After 3 years, the BCG vaccine-treated patients lowered their HbA1c levels over 8–12 weeks by over 10 percent. 

Moreover, this HbA1c reduction increased to 18 percent in the 4th year of the study, after which blood sugar levels remained low up to the final year of monitoring. 

The researchers report that the BCG vaccine appeared to reset diabetes-implicated parts of the immune system and, through a novel mechanism, shift glucose metabolism to lower blood sugar to healthy levels. 

The BCG vaccine is used in many countries with a high prevalence of TB to prevent childhood tuberculous meningitis and miliary disease, reports the Centers for Disease Control and Prevention (CDC). 

However, BCG is not generally recommended for use in the United States because of the low risk of infection with Mycobacterium tuberculosis, the variable effectiveness of the vaccine against adult pulmonary TB, and the vaccine’s potential interference with tuberculin skin test reactivity. 

These new findings show that type 1 diabetics have metabolism consistent with less microbial exposure. As a result, type 1 diabetic patients have white blood cells that use minimal blood sugar compared to non-diabetics control subjects. 

Which means, exposing type 1 diabetics to microbes in the BCG vaccine seems to result in the white blood cells using more blood sugar by increasing aerobic glycolysis. 

"BCG is an organism that needs a lot of energy sources. It lives inside white blood cells and elevates the sugar utilization", explained Dr. Faustman in a press release.

The findings support the hygiene hypothesis which suggests that early life exposure to microbes that promote aerobic glycolysis is actually beneficial to the development of the immune system and is an important determinant of sensitivity to autoimmune diseases such as type 1 diabetes. 

"The BGC vaccinations like tuberculosis itself, convert a depressed lymphatic system deficient in sugar utilization into a highly efficient process, a restoration similar to normal subjects without diabetes", said Dr. Faustman. 

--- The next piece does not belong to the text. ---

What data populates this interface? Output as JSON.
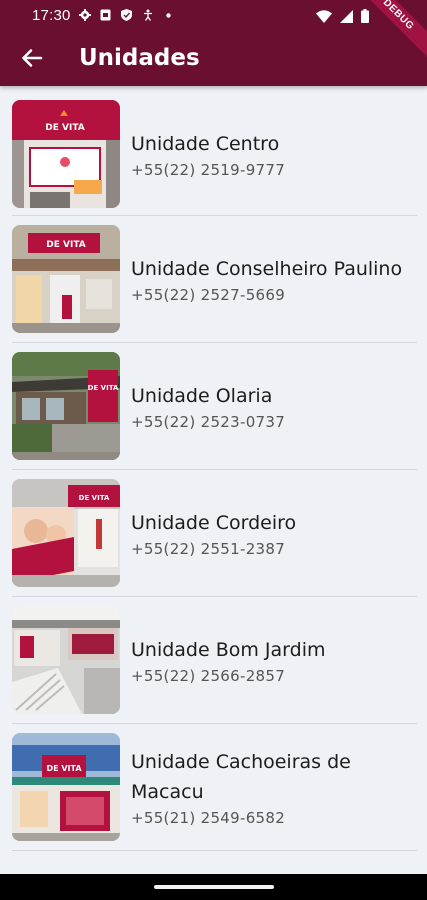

"Our discovery that type 1 diabetic patients have too little lymphoid sugar utilization opens the door for more clinical trials using the BCG vaccine, even in advanced type 1 diabetes, to permanently lower blood sugar with the potential to reduce the substantial illness and mortality associated with this disease." 

These researchers note some limitations of this research, including that this is an early, small study, and a large 5-year phase 2 trial of 150 type 1 diabetic subjects approved by the US Food and Drug Administration is currently underway to test whether repeat BCG vaccine can clinically improve type 1 diabetes in adults with existing disease. 

"While this initial data comes from a small study, it is exciting to see a beneficial connection between a vaccine and an autoimmune disease such as Type I Diabetes,” said  Soni Bozeman, PharmD, Clinical Pharmacist, MTM and Immunization Specialist at Brookshire Grocery Company.

“As a clinical pharmacist in a retail setting, I am always looking for new ways to educate the public on the benefits of vaccines," shared Bozeman.

The as-of-yet unpublished insights, set to be presented at the European Association for the Study of Diabetes 2018 Annual Meeting in Berlin, Germany, build upon previous work suggesting that one contributing cause of T1D – an autoimmune disease wherein the body attacks its own insulin-producing cells – may be insufficient exposure to things the immune system is actually meant to target.

No conflicts of interest were disclosed. The media contact is Dr. Denise Faustman.